A powerful, magnitude-7.0 earthquake struck in a remote area near the border between Alaska and the Canadian territory of Yukon on Saturday. There was no tsunami warning, and officials said there were no immediate reports of damage or injury.

The US Geological Survey said it struck about 230 miles (370 kilometers) northwest of Juneau, Alaska, and 155 miles (250 kilometers) west of Whitehorse, Yukon.

In Whitehorse, Royal Canadian Mounted Police Sgt. Calista MacLeod said the detachment received two 911 calls about the earthquake.

“It definitely was felt,” MacLeod said. “There are a lot of people on social media, people felt it.”

Alison Bird, a seismologist with Natural Resources Canada, said the part of Yukon most affected by the temblor is mountainous and has few people.

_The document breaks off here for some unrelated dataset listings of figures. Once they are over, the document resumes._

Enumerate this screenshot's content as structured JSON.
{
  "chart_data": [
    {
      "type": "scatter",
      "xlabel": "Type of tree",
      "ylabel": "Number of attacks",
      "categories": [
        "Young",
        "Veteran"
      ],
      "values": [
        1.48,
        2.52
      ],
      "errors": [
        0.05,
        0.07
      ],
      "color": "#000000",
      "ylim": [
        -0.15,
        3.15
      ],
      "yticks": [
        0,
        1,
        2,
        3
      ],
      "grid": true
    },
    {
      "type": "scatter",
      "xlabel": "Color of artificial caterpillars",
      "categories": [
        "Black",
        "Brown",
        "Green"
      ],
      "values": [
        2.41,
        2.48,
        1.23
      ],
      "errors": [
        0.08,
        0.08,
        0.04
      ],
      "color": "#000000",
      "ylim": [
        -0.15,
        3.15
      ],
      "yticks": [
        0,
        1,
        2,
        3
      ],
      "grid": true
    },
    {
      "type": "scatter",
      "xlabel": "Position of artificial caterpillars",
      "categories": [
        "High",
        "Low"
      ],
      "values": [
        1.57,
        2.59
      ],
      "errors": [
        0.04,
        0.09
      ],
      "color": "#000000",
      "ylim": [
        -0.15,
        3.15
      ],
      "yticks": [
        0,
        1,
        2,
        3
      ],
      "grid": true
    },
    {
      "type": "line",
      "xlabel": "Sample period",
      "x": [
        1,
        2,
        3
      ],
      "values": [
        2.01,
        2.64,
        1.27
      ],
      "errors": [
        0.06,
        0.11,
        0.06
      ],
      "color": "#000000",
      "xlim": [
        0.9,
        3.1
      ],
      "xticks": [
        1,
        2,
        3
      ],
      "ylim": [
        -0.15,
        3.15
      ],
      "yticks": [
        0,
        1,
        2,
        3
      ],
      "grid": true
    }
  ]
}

“Mostly people have reported things falling off shelves and walls,” Bird said. “It doesn’t seem like we’ve seen anything in terms of structural damage.”

The Canadian community nearest to the epicenter is Haines Junction, Bird said, about 80 miles (130 kilometers) away. The Yukon Bureau of Statistics lists its population count for 2022 as 1,018.

The quake was also about 56 miles (91 kilometers) from Yakutat, Alaska, which the USGS said has 662 residents.

It struck at a depth of about 6 miles (10 kilometers) and was followed by multiple smaller aftershocks.